Firstly, we demonstrate that with the help of spin-polarized Scanning Tunneling Microscopy (Sp-STM) the spin transport across single organic molecules can be investigated and a molecular GMR junction can be realized. For this, single hydrogen phthalocyanine molecules were contacted by two ferromagnetic electrodes, i.e. a magnetic substrate and a magnetic STM tip. As substrate, ferromagnetic Co nano-islands grown Cu(111) were used, onto which the molecules were deposited. The magnetic state of the islands was determined by Sp-STM with Co tips. Then, the tip of the STM was approached in a controlled way towards a single molecule to contact the molecule. Below 0.4 nm distance, an attractive interaction between the tip and the molecule leads to a jump to contact of one of the side groups of the molecule and to a well defined molecular junction. Through the contacted molecule a GMR of 60% was observed which is one order of magnitude larger than the magnetoresistance without the molecule. This is explained on basis of ab initio calculations showing a selective hybridization of the molecular states with minority states of the electrodes in combination with off resonance transport [1].

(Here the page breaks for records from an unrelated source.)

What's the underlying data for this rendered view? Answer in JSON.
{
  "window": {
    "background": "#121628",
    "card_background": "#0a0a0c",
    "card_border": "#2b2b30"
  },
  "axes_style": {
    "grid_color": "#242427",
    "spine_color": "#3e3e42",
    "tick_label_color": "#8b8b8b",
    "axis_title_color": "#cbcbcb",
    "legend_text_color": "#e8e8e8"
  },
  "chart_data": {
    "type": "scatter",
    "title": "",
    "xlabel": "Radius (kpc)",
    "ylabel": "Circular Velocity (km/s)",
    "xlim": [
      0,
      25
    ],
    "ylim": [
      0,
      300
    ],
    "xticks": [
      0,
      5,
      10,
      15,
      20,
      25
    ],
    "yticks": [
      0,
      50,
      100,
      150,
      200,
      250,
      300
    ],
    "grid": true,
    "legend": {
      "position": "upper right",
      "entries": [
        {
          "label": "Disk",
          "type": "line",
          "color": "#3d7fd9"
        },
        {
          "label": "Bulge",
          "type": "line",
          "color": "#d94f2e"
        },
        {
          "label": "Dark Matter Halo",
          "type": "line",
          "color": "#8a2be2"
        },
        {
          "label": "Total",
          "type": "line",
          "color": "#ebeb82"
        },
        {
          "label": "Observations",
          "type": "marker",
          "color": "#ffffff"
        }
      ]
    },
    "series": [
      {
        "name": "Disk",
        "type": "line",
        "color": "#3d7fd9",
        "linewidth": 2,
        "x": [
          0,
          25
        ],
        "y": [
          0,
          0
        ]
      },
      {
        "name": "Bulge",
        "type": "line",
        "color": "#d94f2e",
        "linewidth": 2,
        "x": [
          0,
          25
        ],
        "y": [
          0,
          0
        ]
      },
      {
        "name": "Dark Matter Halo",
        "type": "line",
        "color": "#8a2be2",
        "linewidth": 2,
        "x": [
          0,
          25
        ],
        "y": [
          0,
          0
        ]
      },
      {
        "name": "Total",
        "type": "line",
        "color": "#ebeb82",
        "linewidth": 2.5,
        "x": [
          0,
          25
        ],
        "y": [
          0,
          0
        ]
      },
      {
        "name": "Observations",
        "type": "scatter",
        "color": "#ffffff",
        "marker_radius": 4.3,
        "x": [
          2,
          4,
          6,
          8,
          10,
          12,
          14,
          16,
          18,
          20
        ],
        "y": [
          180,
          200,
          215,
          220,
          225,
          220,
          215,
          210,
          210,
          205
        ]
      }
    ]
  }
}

Secondly, one of the electrodes has been replaced by an antiferromagnet (bct Mn films on Fe(001)) forming an ideally hard magnetic layer. Due to the local character of the hybridization with the molecular states, a significant but negative magnetoresistance of -50% can be observed [2]. The negative magnetoresistance is due to resonance transport across the molecule.
Finally, we show that combined spin and conduction switching functionality can be realized on the level of individual molecules. Spin crossover molecules are known to be switchable between a high- and a low-spin state by external stimuli. We demonstrate that the spin and conductance of Fe based spin crossover molecules can reversibly and reproducibly be switched electrically, if the individual molecule is decoupled from a metallic substrate by a thin insulating layer. Thus, a digital spin memory can be realized with one bit per molecule [3].

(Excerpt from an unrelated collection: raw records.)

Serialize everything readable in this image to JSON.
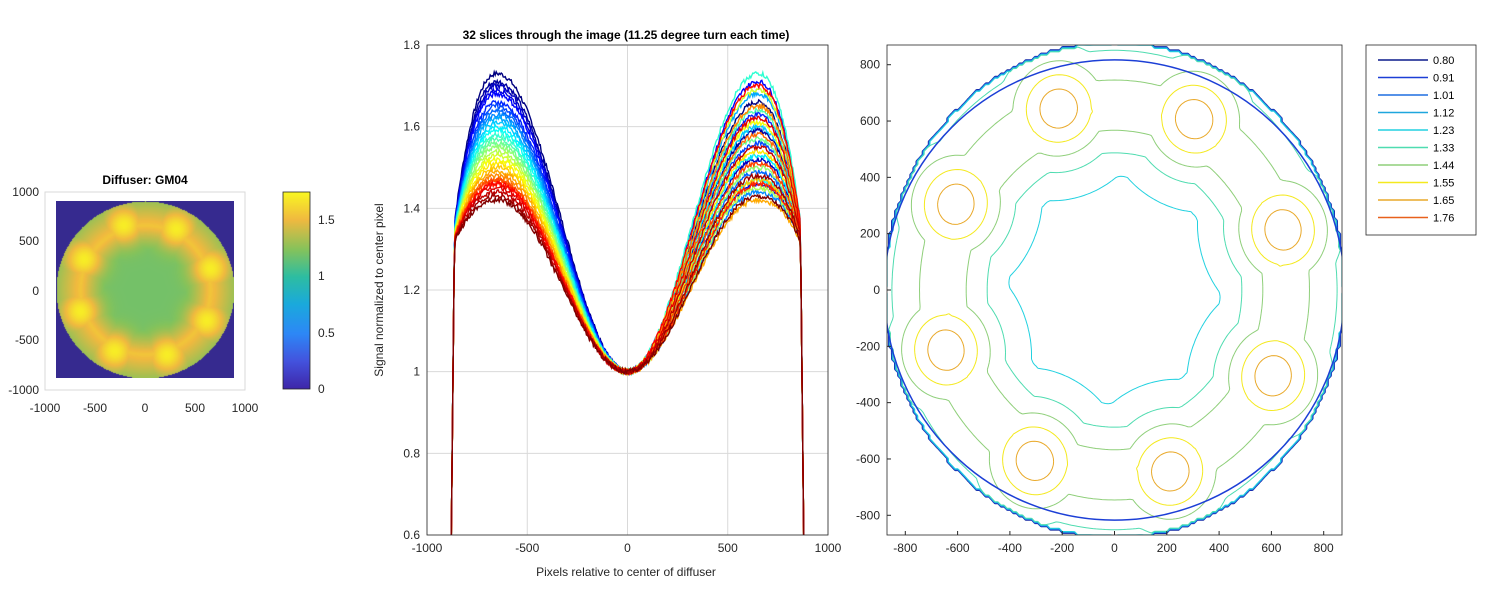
{
  "chart_data": [
    {
      "type": "heatmap",
      "title": "Diffuser: GM04",
      "xlim": [
        -1000,
        1000
      ],
      "ylim": [
        -1000,
        1000
      ],
      "xticks": [
        "-1000",
        "-500",
        "0",
        "500",
        "1000"
      ],
      "yticks": [
        "1000",
        "500",
        "0",
        "-500",
        "-1000"
      ],
      "diffuser_radius": 880,
      "center_value": 1.0,
      "hotspot_value": 1.75,
      "hotspot_count": 8,
      "hotspot_radius": 650,
      "colorbar": {
        "ticks": [
          "1.5",
          "1",
          "0.5",
          "0"
        ],
        "tick_values": [
          1.5,
          1,
          0.5,
          0
        ],
        "range": [
          0,
          1.75
        ]
      }
    },
    {
      "type": "line",
      "title": "32 slices through the image (11.25 degree turn each time)",
      "xlabel": "Pixels relative to center of diffuser",
      "ylabel": "Signal normalized to center pixel",
      "xlim": [
        -1000,
        1000
      ],
      "ylim": [
        0.6,
        1.8
      ],
      "xticks": [
        "-1000",
        "-500",
        "0",
        "500",
        "1000"
      ],
      "yticks": [
        "1.8",
        "1.6",
        "1.4",
        "1.2",
        "1",
        "0.8",
        "0.6"
      ],
      "grid": true,
      "slice_count": 32,
      "edge": 880,
      "peak_x_approx": 650,
      "series_peaks": [
        1.73,
        1.71,
        1.7,
        1.69,
        1.68,
        1.66,
        1.65,
        1.64,
        1.63,
        1.62,
        1.61,
        1.6,
        1.59,
        1.58,
        1.57,
        1.56,
        1.55,
        1.54,
        1.53,
        1.52,
        1.51,
        1.5,
        1.49,
        1.48,
        1.47,
        1.47,
        1.46,
        1.46,
        1.45,
        1.44,
        1.43,
        1.42
      ]
    },
    {
      "type": "contour",
      "xlim": [
        -870,
        870
      ],
      "ylim": [
        -870,
        870
      ],
      "xticks": [
        "-800",
        "-600",
        "-400",
        "-200",
        "0",
        "200",
        "400",
        "600",
        "800"
      ],
      "yticks": [
        "800",
        "600",
        "400",
        "200",
        "0",
        "-200",
        "-400",
        "-600",
        "-800"
      ],
      "levels": [
        "0.80",
        "0.91",
        "1.01",
        "1.12",
        "1.23",
        "1.33",
        "1.44",
        "1.55",
        "1.65",
        "1.76"
      ],
      "level_values": [
        0.8,
        0.91,
        1.01,
        1.12,
        1.23,
        1.33,
        1.44,
        1.55,
        1.65,
        1.76
      ],
      "legend_location": "top-right outside"
    }
  ]
}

[1] S. Schmaus, A. Bagrets, Y. Nahas, T.K. Yamada, A. Bork, M. Bowen, E. Beaurepaire, F. Evers, W. Wulfhekel, Nature Nanotechnology 6, 185 (2011).
[2] A. Bagrets, S. Schmaus, A. Jaafar, D. Kramczynski, T.K. Yamada, M. Alouani, W. Wulfhekel, F. Evers, submitted to Nanoletters.
[3] T. Miyamachi, M. Gruber, V. Davesne, M. Bowen, S. Boukari, L. Joly, F. Scheurer, G. Rogez, T.K. Yamada, P. Ohresser, E. Baeurepaire, W. Wulfhekel, Nature Communications accepted..